Strategic Recommendations
- Choose inherently distinctive marks: Coined, arbitrary, or suggestive marks avoid the descriptiveness issue entirely and receive the strongest protection.
- Invest in a distinctive device element: If a descriptive word is important to your brand identity, pair it with a complex, visually dominant logo or graphic device. The device must be the element consumers perceive first.
- Do not rely on font or colour alone: Basic typographic or colour treatments will not overcome a descriptiveness refusal.
- Test Bahasa Indonesia perception: Before filing, assess whether the mark — or its translation — is descriptive in Bahasa Indonesia.
- Accept the descriptive element’s limited scope: If a composite mark includes a descriptive word, understand that enforcement will be limited to the mark as a whole. Third parties using the descriptive word alone will be difficult to challenge.
Common Mistakes
- Assuming a stylish font creates distinctiveness: The DGIP focuses on the dominant element. If it remains a descriptive word, the font does not matter.
- Combining a descriptive word with a generic symbol: Two non-distinctive elements do not combine to create distinctiveness.
- Ignoring Bahasa Indonesia descriptiveness: Foreign-language terms that are widely understood in Indonesia are assessed for descriptiveness.
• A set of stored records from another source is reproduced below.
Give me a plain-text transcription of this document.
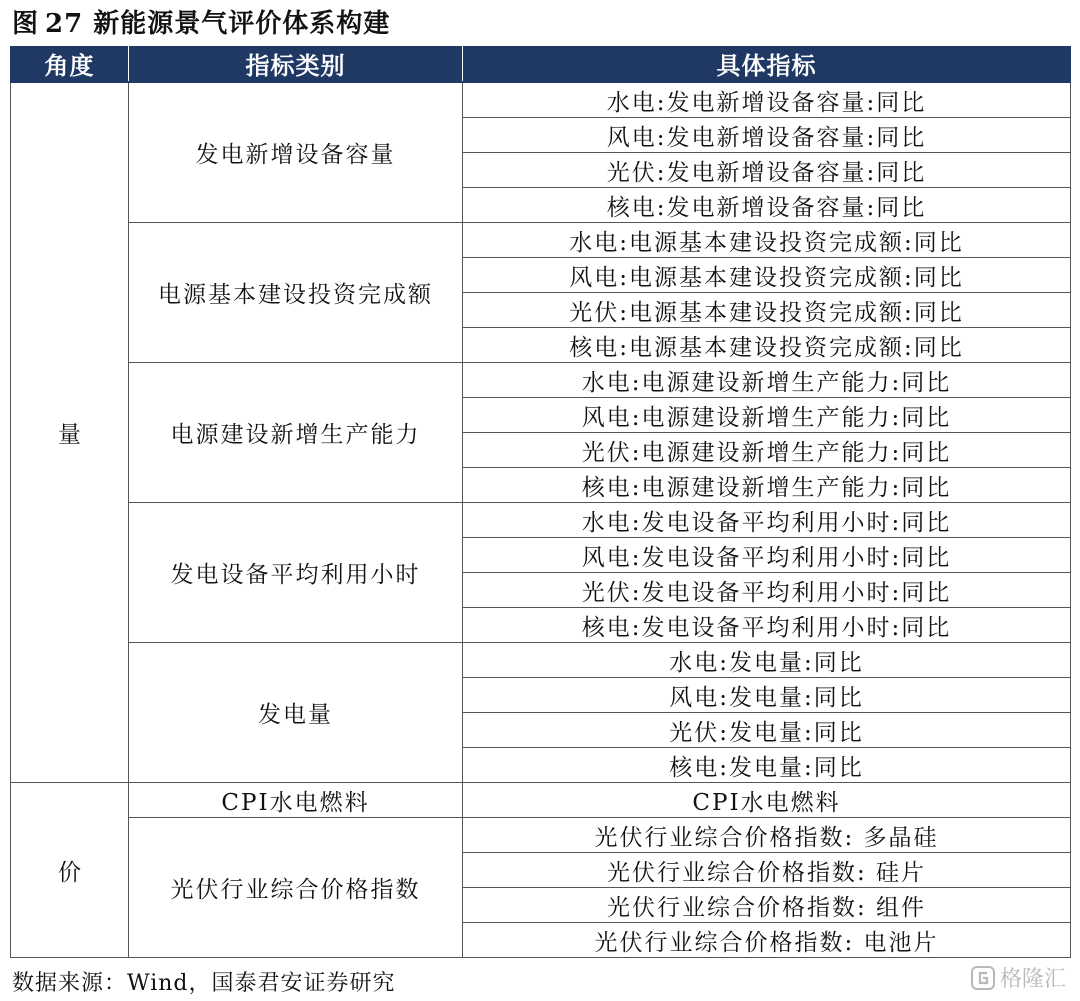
图 27 新能源景气评价体系构建
角度	指标类别	具体指标
量	发电新增设备容量	水电:发电新增设备容量:同比
		风电:发电新增设备容量:同比
		光伏:发电新增设备容量:同比
		核电:发电新增设备容量:同比
	电源基本建设投资完成额	水电:电源基本建设投资完成额:同比
		风电:电源基本建设投资完成额:同比
		光伏:电源基本建设投资完成额:同比
		核电:电源基本建设投资完成额:同比
	电源建设新增生产能力	水电:电源建设新增生产能力:同比
		风电:电源建设新增生产能力:同比
		光伏:电源建设新增生产能力:同比
		核电:电源建设新增生产能力:同比
	发电设备平均利用小时	水电:发电设备平均利用小时:同比
		风电:发电设备平均利用小时:同比
		光伏:发电设备平均利用小时:同比
		核电:发电设备平均利用小时:同比
	发电量	水电:发电量:同比
		风电:发电量:同比
		光伏:发电量:同比
		核电:发电量:同比
价	CPI水电燃料	CPI水电燃料
	光伏行业综合价格指数	光伏行业综合价格指数: 多晶硅
		光伏行业综合价格指数: 硅片
		光伏行业综合价格指数: 组件
		光伏行业综合价格指数: 电池片
数据来源：Wind，国泰君安证券研究	格隆汇
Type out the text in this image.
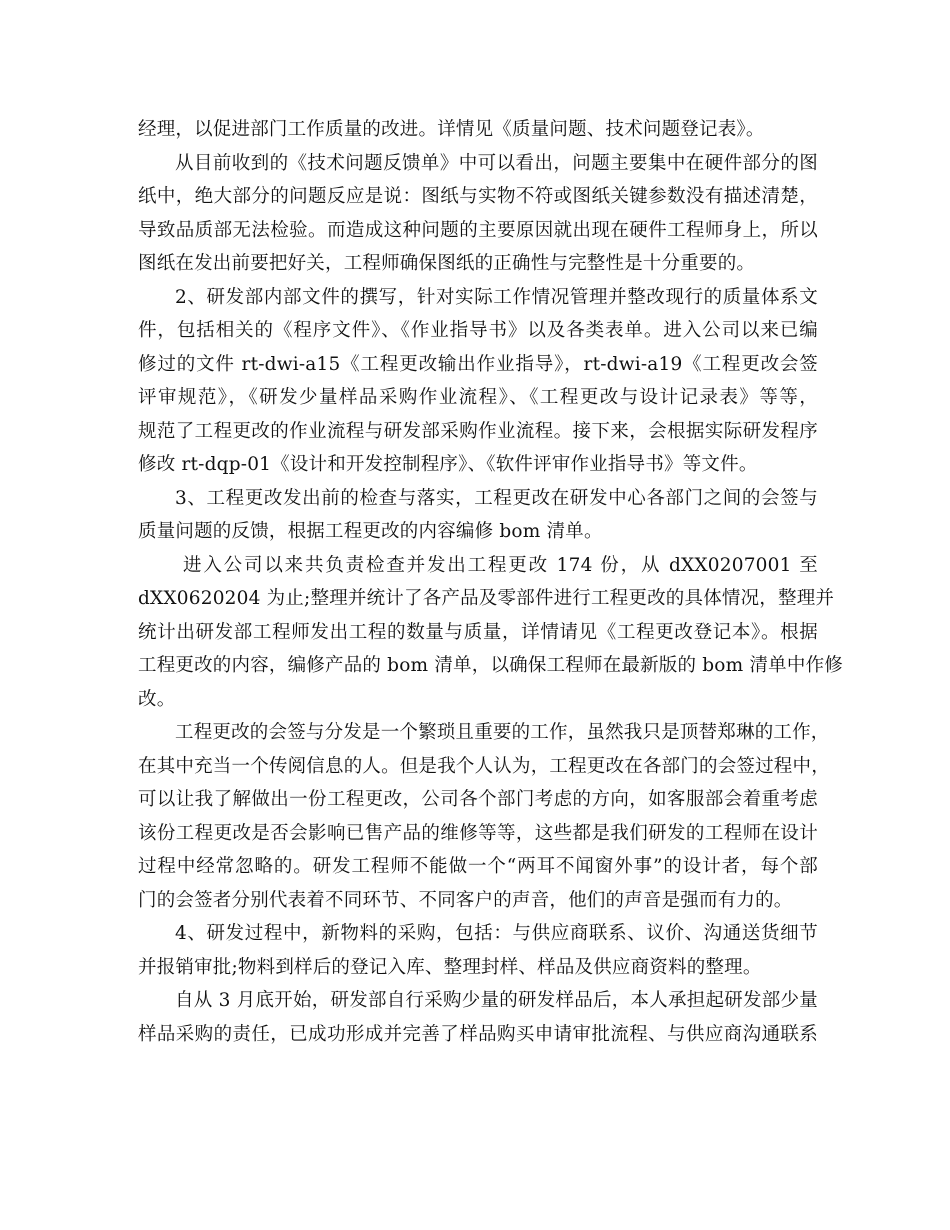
经理，以促进部门工作质量的改进。详情见《质量问题、技术问题登记表》。
从目前收到的《技术问题反馈单》中可以看出，问题主要集中在硬件部分的图
纸中，绝大部分的问题反应是说：图纸与实物不符或图纸关键参数没有描述清楚，
导致品质部无法检验。而造成这种问题的主要原因就出现在硬件工程师身上，所以
图纸在发出前要把好关，工程师确保图纸的正确性与完整性是十分重要的。
2、研发部内部文件的撰写，针对实际工作情况管理并整改现行的质量体系文
件，包括相关的《程序文件》、《作业指导书》以及各类表单。进入公司以来已编
修过的文件 rt-dwi-a15《工程更改输出作业指导》，rt-dwi-a19《工程更改会签
评审规范》，《研发少量样品采购作业流程》、《工程更改与设计记录表》等等，
规范了工程更改的作业流程与研发部采购作业流程。接下来，会根据实际研发程序
修改 rt-dqp-01《设计和开发控制程序》、《软件评审作业指导书》等文件。
3、工程更改发出前的检查与落实，工程更改在研发中心各部门之间的会签与
质量问题的反馈，根据工程更改的内容编修 bom 清单。
进入公司以来共负责检查并发出工程更改 174 份，从 dXX0207001 至
dXX0620204 为止;整理并统计了各产品及零部件进行工程更改的具体情况，整理并
统计出研发部工程师发出工程的数量与质量，详情请见《工程更改登记本》。根据
工程更改的内容，编修产品的 bom 清单，以确保工程师在最新版的 bom 清单中作修
改。
工程更改的会签与分发是一个繁琐且重要的工作，虽然我只是顶替郑琳的工作，
在其中充当一个传阅信息的人。但是我个人认为，工程更改在各部门的会签过程中，
可以让我了解做出一份工程更改，公司各个部门考虑的方向，如客服部会着重考虑
该份工程更改是否会影响已售产品的维修等等，这些都是我们研发的工程师在设计
过程中经常忽略的。研发工程师不能做一个“两耳不闻窗外事”的设计者，每个部
门的会签者分别代表着不同环节、不同客户的声音，他们的声音是强而有力的。
4、研发过程中，新物料的采购，包括：与供应商联系、议价、沟通送货细节
并报销审批;物料到样后的登记入库、整理封样、样品及供应商资料的整理。
自从 3 月底开始，研发部自行采购少量的研发样品后，本人承担起研发部少量
样品采购的责任，已成功形成并完善了样品购买申请审批流程、与供应商沟通联系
- Filing without a substantive examination strategy: Unlike some jurisdictions, the DGIP’s refusal on absolute grounds under Article 20 can only be challenged through a formal appeal to the Trademark Appeal Commission — not through examiner dialogue.
Key Takeaway
Article 20 of Indonesia’s Trademark Law establishes a strict distinctiveness standard, and the DGIP’s substantive examination enforces it rigorously. Descriptive words cannot be rescued by minor stylisation, basic geometric shapes, or simple colour treatments. The device element must dominate the mark’s overall impression for the application to succeed. For international brands, the most effective strategy is to invest in inherently distinctive marks or to develop genuinely distinctive visual identities that carry descriptive words through to registration as subordinate components.